Few tools are as valuable to a gardener as their potting bench, but their high prices or lack of customization can be hindering. Instead of settling for less than what you want, build your own customizable potting bench out of repurposed materials.

| July/August 2018

To a gardener, the potting bench is an indispensable tool. It provides a dedicated work space for seeding flats, starting transplants, repotting seedlings, bench grafting, trimming harvested vegetables, washing harvested vegetables... the list goes on and on. If asked their favorite tool, a gardener might pick a certain trowel or pruner, but they probably use their potting bench more, and for more diverse tasks, than any other tool they own.

There are plenty of potting benches available to purchase, with prices ranging from $50 to $500. Some have shelves and bins for potting mix. Others have built-in wells to contain repotting messes, or frames to hold grow lights over seedlings. None ever seem to have all of the features you want, or the space you need. And you get what you pay for; cheap models rarely last more than a year.

However, for the price of a box of decking screws, a few brass fittings, a few 2-by-4s, a few hours of work, and some opportunistic upcycling, you can build the ultimate potting bench complete with every feature you want, including the kitchen sink. This project revolves around a salvaged section of kitchen countertop and a sink basin with faucet plumbing.

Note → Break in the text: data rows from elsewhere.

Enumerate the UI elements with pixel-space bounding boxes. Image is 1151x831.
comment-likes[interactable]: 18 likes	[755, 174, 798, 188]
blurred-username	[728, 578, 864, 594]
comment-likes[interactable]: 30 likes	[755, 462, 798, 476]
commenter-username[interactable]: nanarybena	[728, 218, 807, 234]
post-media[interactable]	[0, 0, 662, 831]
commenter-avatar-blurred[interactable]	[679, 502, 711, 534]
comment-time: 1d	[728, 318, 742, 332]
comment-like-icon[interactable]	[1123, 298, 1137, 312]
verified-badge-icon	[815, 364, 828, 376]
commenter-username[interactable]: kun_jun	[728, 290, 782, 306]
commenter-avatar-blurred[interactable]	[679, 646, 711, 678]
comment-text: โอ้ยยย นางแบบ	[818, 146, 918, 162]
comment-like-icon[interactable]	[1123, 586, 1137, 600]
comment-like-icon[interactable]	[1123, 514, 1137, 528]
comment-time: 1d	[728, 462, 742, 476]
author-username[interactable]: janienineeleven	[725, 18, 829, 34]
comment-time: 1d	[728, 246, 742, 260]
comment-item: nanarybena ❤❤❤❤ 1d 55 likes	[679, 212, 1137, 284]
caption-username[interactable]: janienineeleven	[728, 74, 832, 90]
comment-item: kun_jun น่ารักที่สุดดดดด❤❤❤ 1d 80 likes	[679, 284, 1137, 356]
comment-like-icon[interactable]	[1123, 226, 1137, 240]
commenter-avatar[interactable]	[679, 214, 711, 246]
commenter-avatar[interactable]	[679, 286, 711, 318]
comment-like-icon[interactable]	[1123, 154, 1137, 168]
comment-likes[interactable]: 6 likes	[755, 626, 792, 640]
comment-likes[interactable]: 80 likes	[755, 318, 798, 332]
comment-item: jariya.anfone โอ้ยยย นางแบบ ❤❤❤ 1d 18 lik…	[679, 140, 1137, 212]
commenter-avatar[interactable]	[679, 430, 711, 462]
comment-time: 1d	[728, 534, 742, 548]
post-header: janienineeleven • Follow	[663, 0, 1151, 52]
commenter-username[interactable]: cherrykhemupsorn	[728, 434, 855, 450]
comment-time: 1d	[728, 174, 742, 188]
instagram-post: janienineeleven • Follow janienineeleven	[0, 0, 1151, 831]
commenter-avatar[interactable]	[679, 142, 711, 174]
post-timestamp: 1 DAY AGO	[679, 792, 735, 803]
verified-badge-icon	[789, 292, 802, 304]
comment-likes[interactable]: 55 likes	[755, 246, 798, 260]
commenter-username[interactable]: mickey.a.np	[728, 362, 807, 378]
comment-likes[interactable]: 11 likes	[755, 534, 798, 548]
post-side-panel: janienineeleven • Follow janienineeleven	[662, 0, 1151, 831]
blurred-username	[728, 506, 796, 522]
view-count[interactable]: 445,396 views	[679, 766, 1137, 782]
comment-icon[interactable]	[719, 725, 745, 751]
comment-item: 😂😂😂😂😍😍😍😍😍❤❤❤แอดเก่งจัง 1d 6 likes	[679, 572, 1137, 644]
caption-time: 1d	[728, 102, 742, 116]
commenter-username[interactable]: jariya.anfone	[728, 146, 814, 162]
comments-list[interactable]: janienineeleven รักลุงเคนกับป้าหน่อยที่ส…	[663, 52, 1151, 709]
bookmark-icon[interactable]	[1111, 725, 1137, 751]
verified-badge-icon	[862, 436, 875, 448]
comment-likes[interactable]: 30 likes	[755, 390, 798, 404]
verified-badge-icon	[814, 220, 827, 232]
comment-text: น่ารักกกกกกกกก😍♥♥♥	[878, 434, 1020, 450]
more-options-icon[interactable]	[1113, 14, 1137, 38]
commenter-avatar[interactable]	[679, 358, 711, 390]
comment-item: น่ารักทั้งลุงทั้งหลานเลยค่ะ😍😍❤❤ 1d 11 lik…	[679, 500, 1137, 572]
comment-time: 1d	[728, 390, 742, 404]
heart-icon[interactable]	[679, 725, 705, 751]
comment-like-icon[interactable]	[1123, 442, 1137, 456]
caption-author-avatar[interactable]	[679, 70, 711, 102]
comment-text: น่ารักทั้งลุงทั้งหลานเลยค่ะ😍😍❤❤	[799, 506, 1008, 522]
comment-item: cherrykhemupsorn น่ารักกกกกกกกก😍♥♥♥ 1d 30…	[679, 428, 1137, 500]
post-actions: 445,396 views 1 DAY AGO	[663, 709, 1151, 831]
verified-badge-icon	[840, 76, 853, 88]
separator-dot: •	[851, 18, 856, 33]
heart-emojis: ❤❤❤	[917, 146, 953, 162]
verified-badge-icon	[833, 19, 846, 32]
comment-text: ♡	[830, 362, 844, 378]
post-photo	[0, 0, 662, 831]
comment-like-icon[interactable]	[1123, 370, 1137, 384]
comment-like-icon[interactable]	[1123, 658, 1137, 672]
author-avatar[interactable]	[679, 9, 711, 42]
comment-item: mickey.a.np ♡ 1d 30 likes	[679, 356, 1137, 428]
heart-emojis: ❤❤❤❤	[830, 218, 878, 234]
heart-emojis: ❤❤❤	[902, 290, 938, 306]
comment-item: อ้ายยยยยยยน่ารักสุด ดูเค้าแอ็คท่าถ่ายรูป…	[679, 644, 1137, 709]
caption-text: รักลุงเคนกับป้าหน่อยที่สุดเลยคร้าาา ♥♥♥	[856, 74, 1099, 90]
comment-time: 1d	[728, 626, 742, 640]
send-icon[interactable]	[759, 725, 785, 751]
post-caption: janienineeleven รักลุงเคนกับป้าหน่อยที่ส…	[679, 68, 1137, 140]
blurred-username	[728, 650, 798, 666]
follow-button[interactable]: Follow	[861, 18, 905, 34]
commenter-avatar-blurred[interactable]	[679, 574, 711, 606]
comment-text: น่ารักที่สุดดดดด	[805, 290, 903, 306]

The countertop I used for this article came from our kitchen remodel. Even if you have no plans for updating your kitchen in the near future, you can still get your hands on a castoff sink counter. Once in a while, one will appear on the side of the road along with a "FREE" sign. Ask around; family, friends, or coworkers may be planning a remodel soon. Keep an eye on Craigslist or other online crowd-sourcing platforms. The simplest and fastest way to find an old countertop and sink, however, is to go right to the source: call local contractors and ask them. Since contractors have to pay to dispose of construction waste, someone is certain to be happy to supply you with what you need. They may even have several to choose from.

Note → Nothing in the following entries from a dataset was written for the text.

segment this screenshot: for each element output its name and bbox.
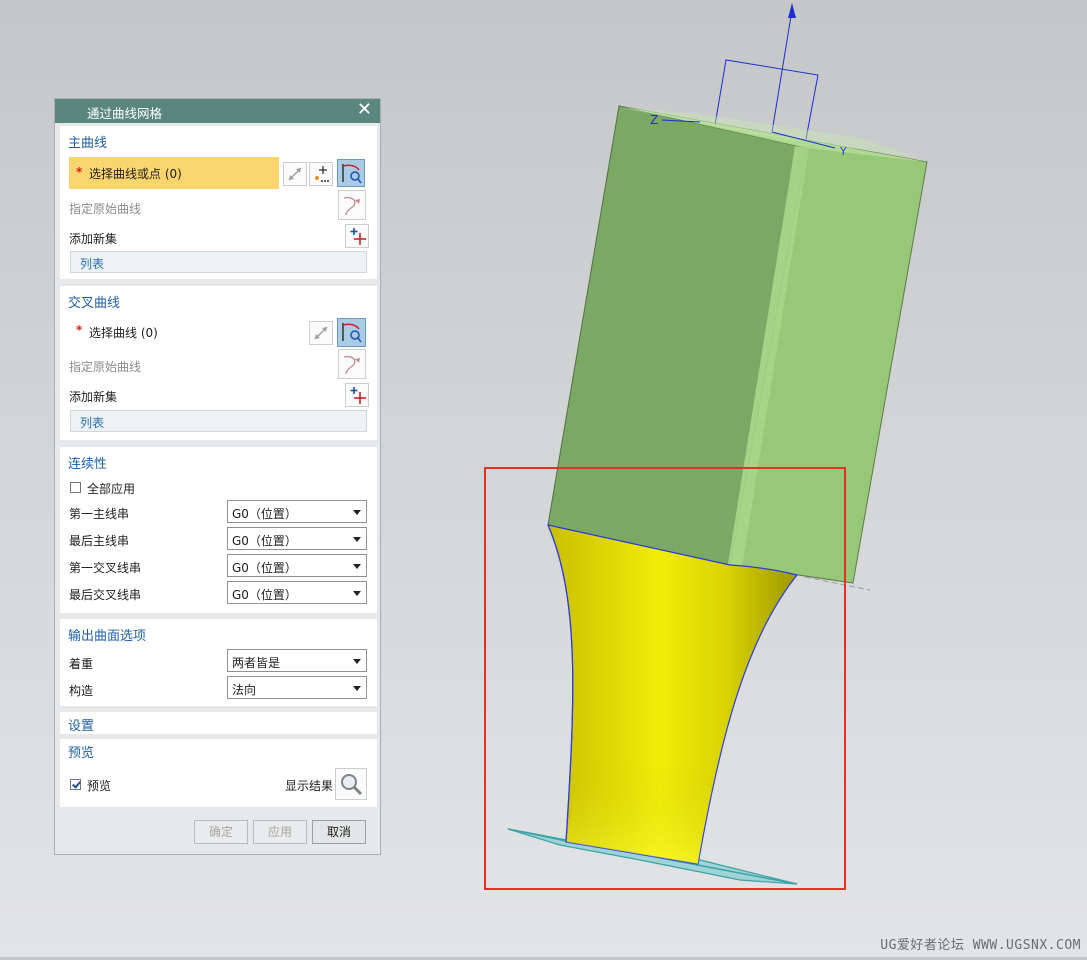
primary-curves-section: 主曲线 * 选择曲线或点 (0) 指定原始曲线 添加新集 列表 — [60, 126, 377, 279]
origin-curve-icon — [343, 197, 360, 216]
emphasis-label: 着重 — [69, 657, 94, 671]
reverse-direction-icon — [288, 167, 302, 181]
continuity-label: 最后交叉线串 — [69, 588, 142, 602]
cross-list-expander[interactable]: 列表 — [70, 410, 367, 432]
preview-title[interactable]: 预览 — [68, 742, 94, 761]
add-set-icon — [350, 228, 366, 245]
specify-origin-curve-button[interactable] — [338, 349, 366, 379]
required-mark: * — [76, 165, 83, 179]
output-options-section: 输出曲面选项 着重 两者皆是 构造 法向 — [60, 619, 377, 706]
dialog-title: 通过曲线网格 — [87, 106, 163, 121]
dropdown-value: 法向 — [232, 683, 257, 697]
curve-select-button[interactable] — [337, 318, 366, 347]
construction-dropdown[interactable]: 法向 — [227, 676, 367, 699]
add-new-set-label: 添加新集 — [69, 390, 118, 404]
cross-curves-title[interactable]: 交叉曲线 — [68, 292, 120, 311]
chevron-down-icon — [353, 564, 361, 569]
continuity-label: 第一主线串 — [69, 507, 130, 521]
magnifier-icon — [341, 774, 363, 796]
dropdown-value: G0（位置） — [232, 507, 297, 521]
dropdown-value: G0（位置） — [232, 534, 297, 548]
select-curve-or-point-label: 选择曲线或点 (0) — [89, 167, 182, 181]
origin-curve-icon — [343, 356, 360, 375]
preview-checkbox[interactable] — [70, 779, 81, 790]
y-axis-label: Y — [839, 145, 847, 158]
dropdown-value: G0（位置） — [232, 561, 297, 575]
chevron-down-icon — [353, 686, 361, 691]
point-icon — [315, 166, 329, 182]
settings-section[interactable]: 设置 — [60, 712, 377, 734]
dropdown-value: G0（位置） — [232, 588, 297, 602]
z-axis-label: Z — [650, 113, 658, 127]
specify-origin-curve-label: 指定原始曲线 — [69, 202, 142, 216]
preview-section: 预览 预览 显示结果 — [60, 739, 377, 807]
add-new-set-button[interactable] — [345, 224, 369, 248]
continuity-label: 第一交叉线串 — [69, 561, 142, 575]
show-result-button[interactable] — [335, 768, 367, 800]
settings-title[interactable]: 设置 — [68, 715, 94, 734]
cross-list-label: 列表 — [80, 416, 105, 430]
show-result-label: 显示结果 — [285, 779, 334, 793]
cancel-button[interactable]: 取消 — [312, 820, 366, 844]
continuity-title[interactable]: 连续性 — [68, 453, 107, 472]
last-cross-dropdown[interactable]: G0（位置） — [227, 581, 367, 604]
chevron-down-icon — [353, 659, 361, 664]
continuity-label: 最后主线串 — [69, 534, 130, 548]
last-primary-dropdown[interactable]: G0（位置） — [227, 527, 367, 550]
add-new-set-button[interactable] — [345, 383, 369, 407]
curve-select-icon — [342, 323, 362, 343]
output-options-title[interactable]: 输出曲面选项 — [68, 625, 146, 644]
first-primary-dropdown[interactable]: G0（位置） — [227, 500, 367, 523]
close-icon[interactable]: ✕ — [357, 100, 372, 120]
specify-origin-curve-label: 指定原始曲线 — [69, 360, 142, 374]
solid-box[interactable] — [547, 105, 928, 584]
reverse-direction-button[interactable] — [309, 321, 333, 345]
curve-select-button[interactable] — [337, 159, 365, 187]
first-cross-dropdown[interactable]: G0（位置） — [227, 554, 367, 577]
chevron-down-icon — [353, 510, 361, 515]
apply-all-label: 全部应用 — [87, 482, 136, 496]
mesh-curve-dialog: 通过曲线网格 ✕ 主曲线 * 选择曲线或点 (0) 指定原始曲线 添加新集 列表 — [54, 98, 381, 855]
mesh-surface[interactable] — [546, 524, 799, 865]
dialog-titlebar[interactable]: 通过曲线网格 ✕ — [55, 99, 380, 123]
specify-origin-curve-button[interactable] — [338, 190, 366, 220]
required-mark: * — [76, 323, 83, 337]
curve-select-icon — [342, 164, 362, 184]
add-set-icon — [350, 387, 366, 404]
ok-button[interactable]: 确定 — [194, 820, 248, 844]
reverse-direction-button[interactable] — [283, 162, 307, 186]
preview-checkbox-label: 预览 — [87, 779, 112, 793]
continuity-section: 连续性 全部应用 第一主线串 G0（位置） 最后主线串 G0（位置） 第一交叉线… — [60, 447, 377, 613]
select-curve[interactable]: * 选择曲线 (0) — [69, 319, 279, 345]
primary-curves-title[interactable]: 主曲线 — [68, 132, 107, 151]
apply-all-checkbox[interactable] — [70, 482, 81, 493]
primary-list-expander[interactable]: 列表 — [70, 251, 367, 273]
watermark: UG爱好者论坛 WWW.UGSNX.COM — [880, 938, 1081, 953]
dropdown-value: 两者皆是 — [232, 656, 281, 670]
construction-label: 构造 — [69, 684, 94, 698]
chevron-down-icon — [353, 537, 361, 542]
chevron-down-icon — [353, 591, 361, 596]
cross-curves-section: 交叉曲线 * 选择曲线 (0) 指定原始曲线 添加新集 列表 — [60, 286, 377, 440]
point-dialog-button[interactable] — [309, 162, 333, 186]
reverse-direction-icon — [314, 326, 328, 340]
select-curve-label: 选择曲线 (0) — [89, 326, 158, 340]
add-new-set-label: 添加新集 — [69, 232, 118, 246]
select-curve-or-point[interactable]: * 选择曲线或点 (0) — [69, 157, 279, 189]
primary-list-label: 列表 — [80, 257, 105, 271]
emphasis-dropdown[interactable]: 两者皆是 — [227, 649, 367, 672]
apply-button[interactable]: 应用 — [253, 820, 307, 844]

A word on materials: The countertop will most likely be laminated particleboard or plywood. While lamination will protect the surface from water, exposed edges can swell and degrade if they get wet. Seal them with an aerosol rubberizing spray, especially if the bench will spend significant time outside in the elements.

The sink will probably be either stainless steel or enameled steel, and may be a single or double basin. Either style will work well and last for years. Stainless steel is considerably lighter, which will matter only during construction.